Brighton & Hove Labour For the many, not the few
International Women’s day has been celebrated on March 8th since 1911, making this year’s IWD – with a theme of Choose to Challenge – the 110th such occasion: not the first to occur during a pandemic, then, but certainly the first to be celebrated online because of one.
The day grew out of the Labour movement all those years ago, with its basis in the demand for better pay and working conditions for women, which were then appalling. And, although equal pay legislation was successfully passed more than 50 years ago in the UK in 1970, the gender pay gap has never closed to this day, currently standing at 15-20%.

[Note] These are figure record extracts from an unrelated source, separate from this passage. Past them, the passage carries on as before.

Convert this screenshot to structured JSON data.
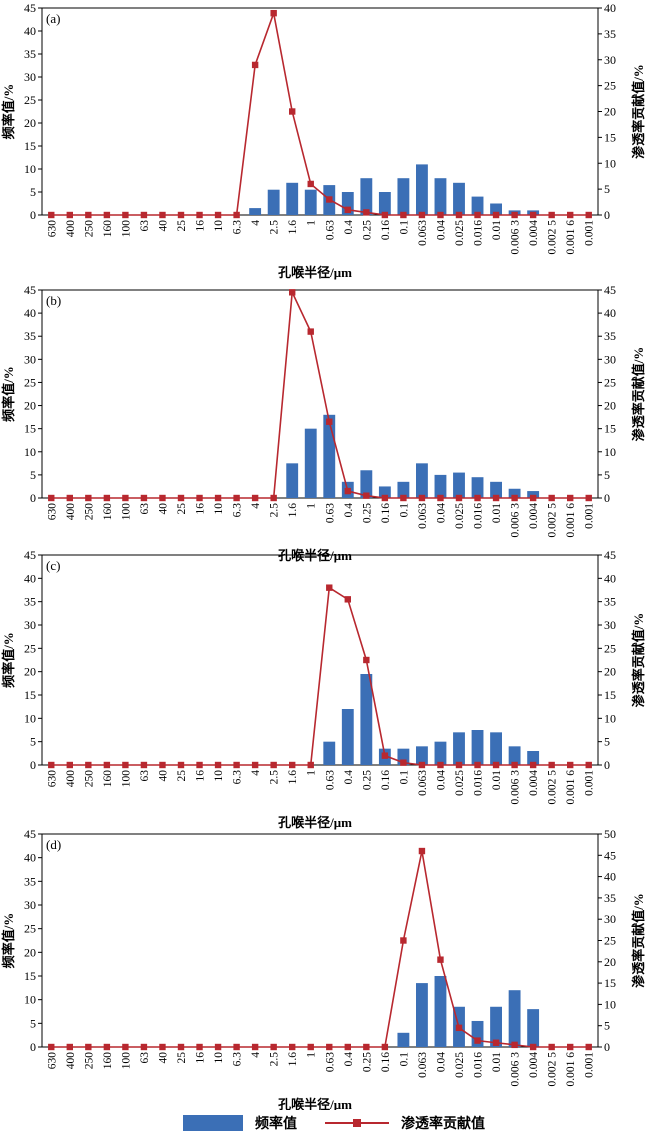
{
  "colors": {
    "bar": "#3b6fb6",
    "line": "#b8282f"
  },
  "legend": {
    "bar_label": "频率值",
    "line_label": "渗透率贡献值"
  },
  "chart_data": [
    {
      "type": "bar",
      "tag": "(a)",
      "xlabel": "孔喉半径/μm",
      "ylabel_left": "频率值/%",
      "ylabel_right": "渗透率贡献值/%",
      "left_ylim": [
        0,
        45
      ],
      "left_ticks": [
        0,
        5,
        10,
        15,
        20,
        25,
        30,
        35,
        40,
        45
      ],
      "right_ylim": [
        0,
        40
      ],
      "right_ticks": [
        0,
        5,
        10,
        15,
        20,
        25,
        30,
        35,
        40
      ],
      "categories": [
        "630",
        "400",
        "250",
        "160",
        "100",
        "63",
        "40",
        "25",
        "16",
        "10",
        "6.3",
        "4",
        "2.5",
        "1.6",
        "1",
        "0.63",
        "0.4",
        "0.25",
        "0.16",
        "0.1",
        "0.063",
        "0.04",
        "0.025",
        "0.016",
        "0.01",
        "0.006 3",
        "0.004",
        "0.002 5",
        "0.001 6",
        "0.001"
      ],
      "series": [
        {
          "name": "频率值",
          "axis": "left",
          "values": [
            0,
            0,
            0,
            0,
            0,
            0,
            0,
            0,
            0,
            0,
            0,
            1.5,
            5.5,
            7,
            5.5,
            6.5,
            5,
            8,
            5,
            8,
            11,
            8,
            7,
            4,
            2.5,
            1,
            1,
            0,
            0,
            0
          ]
        },
        {
          "name": "渗透率贡献值",
          "axis": "right",
          "values": [
            0,
            0,
            0,
            0,
            0,
            0,
            0,
            0,
            0,
            0,
            0,
            29,
            39,
            20,
            6,
            3,
            1,
            0.5,
            0,
            0,
            0,
            0,
            0,
            0,
            0,
            0,
            0,
            0,
            0,
            0
          ]
        }
      ]
    },
    {
      "type": "bar",
      "tag": "(b)",
      "xlabel": "孔喉半径/μm",
      "ylabel_left": "频率值/%",
      "ylabel_right": "渗透率贡献值/%",
      "left_ylim": [
        0,
        45
      ],
      "left_ticks": [
        0,
        5,
        10,
        15,
        20,
        25,
        30,
        35,
        40,
        45
      ],
      "right_ylim": [
        0,
        45
      ],
      "right_ticks": [
        0,
        5,
        10,
        15,
        20,
        25,
        30,
        35,
        40,
        45
      ],
      "categories": [
        "630",
        "400",
        "250",
        "160",
        "100",
        "63",
        "40",
        "25",
        "16",
        "10",
        "6.3",
        "4",
        "2.5",
        "1.6",
        "1",
        "0.63",
        "0.4",
        "0.25",
        "0.16",
        "0.1",
        "0.063",
        "0.04",
        "0.025",
        "0.016",
        "0.01",
        "0.006 3",
        "0.004",
        "0.002 5",
        "0.001 6",
        "0.001"
      ],
      "series": [
        {
          "name": "频率值",
          "axis": "left",
          "values": [
            0,
            0,
            0,
            0,
            0,
            0,
            0,
            0,
            0,
            0,
            0,
            0,
            0,
            7.5,
            15,
            18,
            3.5,
            6,
            2.5,
            3.5,
            7.5,
            5,
            5.5,
            4.5,
            3.5,
            2,
            1.5,
            0,
            0,
            0
          ]
        },
        {
          "name": "渗透率贡献值",
          "axis": "right",
          "values": [
            0,
            0,
            0,
            0,
            0,
            0,
            0,
            0,
            0,
            0,
            0,
            0,
            0,
            44.5,
            36,
            16.5,
            1.5,
            0.5,
            0,
            0,
            0,
            0,
            0,
            0,
            0,
            0,
            0,
            0,
            0,
            0
          ]
        }
      ]
    },
    {
      "type": "bar",
      "tag": "(c)",
      "xlabel": "孔喉半径/μm",
      "ylabel_left": "频率值/%",
      "ylabel_right": "渗透率贡献值/%",
      "left_ylim": [
        0,
        45
      ],
      "left_ticks": [
        0,
        5,
        10,
        15,
        20,
        25,
        30,
        35,
        40,
        45
      ],
      "right_ylim": [
        0,
        45
      ],
      "right_ticks": [
        0,
        5,
        10,
        15,
        20,
        25,
        30,
        35,
        40,
        45
      ],
      "categories": [
        "630",
        "400",
        "250",
        "160",
        "100",
        "63",
        "40",
        "25",
        "16",
        "10",
        "6.3",
        "4",
        "2.5",
        "1.6",
        "1",
        "0.63",
        "0.4",
        "0.25",
        "0.16",
        "0.1",
        "0.063",
        "0.04",
        "0.025",
        "0.016",
        "0.01",
        "0.006 3",
        "0.004",
        "0.002 5",
        "0.001 6",
        "0.001"
      ],
      "series": [
        {
          "name": "频率值",
          "axis": "left",
          "values": [
            0,
            0,
            0,
            0,
            0,
            0,
            0,
            0,
            0,
            0,
            0,
            0,
            0,
            0,
            0,
            5,
            12,
            19.5,
            3.5,
            3.5,
            4,
            5,
            7,
            7.5,
            7,
            4,
            3,
            0,
            0,
            0
          ]
        },
        {
          "name": "渗透率贡献值",
          "axis": "right",
          "values": [
            0,
            0,
            0,
            0,
            0,
            0,
            0,
            0,
            0,
            0,
            0,
            0,
            0,
            0,
            0,
            38,
            35.5,
            22.5,
            2,
            0.5,
            0,
            0,
            0,
            0,
            0,
            0,
            0,
            0,
            0,
            0
          ]
        }
      ]
    },
    {
      "type": "bar",
      "tag": "(d)",
      "xlabel": "孔喉半径/μm",
      "ylabel_left": "频率值/%",
      "ylabel_right": "渗透率贡献值/%",
      "left_ylim": [
        0,
        45
      ],
      "left_ticks": [
        0,
        5,
        10,
        15,
        20,
        25,
        30,
        35,
        40,
        45
      ],
      "right_ylim": [
        0,
        50
      ],
      "right_ticks": [
        0,
        5,
        10,
        15,
        20,
        25,
        30,
        35,
        40,
        45,
        50
      ],
      "categories": [
        "630",
        "400",
        "250",
        "160",
        "100",
        "63",
        "40",
        "25",
        "16",
        "10",
        "6.3",
        "4",
        "2.5",
        "1.6",
        "1",
        "0.63",
        "0.4",
        "0.25",
        "0.16",
        "0.1",
        "0.063",
        "0.04",
        "0.025",
        "0.016",
        "0.01",
        "0.006 3",
        "0.004",
        "0.002 5",
        "0.001 6",
        "0.001"
      ],
      "series": [
        {
          "name": "频率值",
          "axis": "left",
          "values": [
            0,
            0,
            0,
            0,
            0,
            0,
            0,
            0,
            0,
            0,
            0,
            0,
            0,
            0,
            0,
            0,
            0,
            0,
            0,
            3,
            13.5,
            15,
            8.5,
            5.5,
            8.5,
            12,
            8,
            0,
            0,
            0
          ]
        },
        {
          "name": "渗透率贡献值",
          "axis": "right",
          "values": [
            0,
            0,
            0,
            0,
            0,
            0,
            0,
            0,
            0,
            0,
            0,
            0,
            0,
            0,
            0,
            0,
            0,
            0,
            0,
            25,
            46,
            20.5,
            4.5,
            1.5,
            1,
            0.5,
            0,
            0,
            0,
            0
          ]
        }
      ]
    }
  ]
}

It is difficult to be precise about the current figures, since – despite evidence that women were suffering disproportional financial disadvantage in the past year of lockdown and Covid struggle – the government have paused the legal obligation to provide gender pay gap reports during the pandemic, something Brighton & Hove Labour definitely Choose to Challenge.
Women have been extremely visible over the last extraordinarily difficult year, and continue to make up the vast majority of frontline workers as cleaners, nurses, care providers, doctors, healthcare assistants, teachers, supermarket workers etc and continue to need all our support as much as ever in the ongoing battle for the gender equality that remains stubbornly, frustratingly, just out of reach.
So, join us in choosing to challenge every inequality in status or pay, every lazy assumption about what we can and can’t do, every disadvantage you witness, not just today but every day – the fight goes on!
Councillor Amanda Evans, Labour Group lead for equalities.